Dans ces chroniques, euradio vous propose de creuser et d'observer tout ce que les sols ont à nous offrir. Avec Tiphaine Chevallier, chercheuse à l'Institut de Recherche pour le Développement (IRD).
Aujourd’hui
nous allons nous intéresser à la création d’espaces verts
urbains.
Exactement. Face à l’augmentation de la population en ville, la densification de l’urbanisation mais aussi bien souvent l’étalement des villes sur les sols, ce que l’on appelle l’artificialisation des sols, la solution proposée est : on va créer des parcs !
Pour créer des zones de respiration
C’est ça, mais aussi rafraichir l’air, remettre un peu de biodiversité dans nos vies, filtrer des eaux d’écoulement, stocker du carbone dans la biomasse et les sols de ces espaces.
Mais l’aménagement de ces espaces végétalisés nécessite de la terre. Actuellement la ressource utilisée est principalement une terre dite « végétale » issue du premier horizon de sols anciennement cultivés. Cette ressource est considérée comme non renouvelable et c’est, en France, environ 4,5 millions de tonnes de terre végétale consommées chaque année pour réaliser des plantations et l’aménagement d’espaces publics en ville.
Alors où trouve-t-on cette ressource, dans les terres de chantiers comme vous avez expliqué dans votre dernière chronique ?
En partie, mais le plan Zéro Artificialisation Nette (ZAN) devrait réduire de moitié le rythme de consommation des terres agricoles. La ressource en terre végétale qui je le rappelle n’est que le premier horizon, c’est-à-dire les premiers centimètres de sol de surface, va se raréfier. Les gisements sont aussi de plus en plus éloignés des villes. La terre « végétale » devient donc de plus en plus chère.
N’y a-t-il pas moyen d’avoir recours à des ressources fertiles renouvelables pour ces espaces verts ?
Des solutions sont envisagées. Ces solutions m’ont été soufflées par Lucile Mayeux avec qui j’ai écris cette chronique. Lucile était stagiaire ingénieur agro-environnement dans l’entreprise Terra Innova dont nous avons parlé précédemment sur les terres de chantiers. Lors de son stage, Lucile a montré qu’il était possible mettre en place une filière locale de valorisation de déblais de travaux. C’est-à-dire de reconstituer une terre végétale conforme à la norme Support de Culture NF U44-551, à partir de terres excavées locales.

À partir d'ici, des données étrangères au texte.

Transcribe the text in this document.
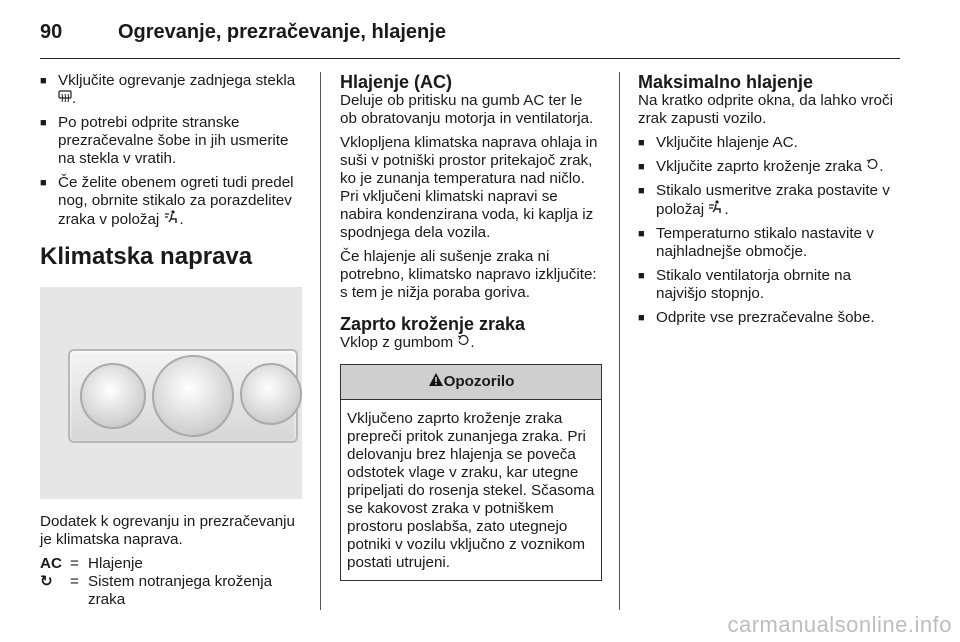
90	Ogrevanje, prezračevanje, hlajenje
■ Vključite ogrevanje zadnjega stekla
.
■ Po potrebi odprite stranske prezračevalne šobe in jih usmerite na stekla v vratih.
■ Če želite obenem ogreti tudi predel nog, obrnite stikalo za porazdelitev zraka v položaj .
Klimatska naprava

Dodatek k ogrevanju in prezračevanju je klimatska naprava.

AC	=	Hlajenje
↻	=	Sistem notranjega kroženja zraka
Hlajenje (AC)

Deluje ob pritisku na gumb AC ter le ob obratovanju motorja in ventilatorja.

Vklopljena klimatska naprava ohlaja in suši v potniški prostor pritekajoč zrak, ko je zunanja temperatura nad ničlo. Pri vključeni klimatski napravi se nabira kondenzirana voda, ki kaplja iz spodnjega dela vozila.

Če hlajenje ali sušenje zraka ni potrebno, klimatsko napravo izključite: s tem je nižja poraba goriva.

Zaprto kroženje zraka

Vklop z gumbom .

Opozorilo
Vključeno zaprto kroženje zraka prepreči pritok zunanjega zraka. Pri delovanju brez hlajenja se poveča odstotek vlage v zraku, kar utegne pripeljati do rosenja stekel. Sčasoma se kakovost zraka v potniškem prostoru poslabša, zato utegnejo potniki v vozilu vključno z voznikom postati utrujeni.
Maksimalno hlajenje

Na kratko odprite okna, da lahko vroči zrak zapusti vozilo.

■ Vključite hlajenje AC.
■ Vključite zaprto kroženje zraka .
■ Stikalo usmeritve zraka postavite v položaj .
■ Temperaturno stikalo nastavite v najhladnejše območje.
■ Stikalo ventilatorja obrnite na najvišjo stopnjo.
■ Odprite vse prezračevalne šobe.
carmanualsonline.info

Comment fait-on pour transformer ces déblais inertes en support de culture fertile ?
On peut utiliser des déchets organiques du milieu urbain par exemple : le compost de votre cuisine ou de déchets verts, d’élagage. Si ça semble simple à dire comme ça à la radio. Dans la réalité, c’est un peu plus compliqué.
Il faut de l’espace et du temps, deux notions parfois difficiles à réunir en tissu urbain dense ! Il faut donc disposer d’un foncier en ville sur lequel les aménageurs peuvent apporter des terres de déblais de qualité issues de chantiers de proximité pour limiter les impacts liés au transport des ressources. Il faut aussi caractériser ces terres pour leur propriété agronomique et vérifier l’absence de pollution.

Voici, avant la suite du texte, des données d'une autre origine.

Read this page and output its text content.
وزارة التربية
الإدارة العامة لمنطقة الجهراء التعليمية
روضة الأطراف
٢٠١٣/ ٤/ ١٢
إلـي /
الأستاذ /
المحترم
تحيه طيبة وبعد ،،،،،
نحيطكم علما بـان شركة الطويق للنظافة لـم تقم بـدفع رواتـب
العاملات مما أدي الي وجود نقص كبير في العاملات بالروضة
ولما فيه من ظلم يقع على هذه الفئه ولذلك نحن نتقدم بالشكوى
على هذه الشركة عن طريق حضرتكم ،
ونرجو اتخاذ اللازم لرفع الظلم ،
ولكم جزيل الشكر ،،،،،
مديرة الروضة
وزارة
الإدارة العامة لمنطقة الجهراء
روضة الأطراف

Est-ce que Lucile vous a donné la recette pour transformer ces terres en substrat fertile ?
Il en existe plusieurs, car toutes les terres ne sont identiques et les amendements organiques non plus. On peut ajouter à ces mélanges des engrais verts mais surtout on peut semer des graines de plantes, des graminées, légumineuses ou crucifères qui s’adaptent au milieu difficile. Ces plantes vont favoriser la maturation de ces sols en favorisant l’activité biologique de ces terres végétales en devenir. Les temps de maturation peuvent durer de 6 à 24 mois. Les processus biologiques, favorisés par les ensemencements, permettent d’aboutir à un substrat fertile. Avec le temps, les caractéristiques agronomiques de ces mélanges se rapprochent d’une terre végétale. Les aménageurs disposent alors d’une ressource locale et issue du réemploi pour les aménagements des espaces verts urbains.
Cela semble une bonne idée mais est-ce déjà réalisé ?
Oui, ça commence, des collectivités et de jeunes entreprises comme Terra Innova dans laquelle a travaillé Lucile s’y mettent. La terre reste une ressource non renouvable, ces filières terriennes s’appuyant sur une logique d’économie circulaire en milieu urbain, permettent de préserver les sols agricoles et naturels tout en nous proposant des espaces de récréation, repos, et respiration en ville qui eux aussi sans sols n’existent pas.
Un entretien réalisé par Laurence Aubron.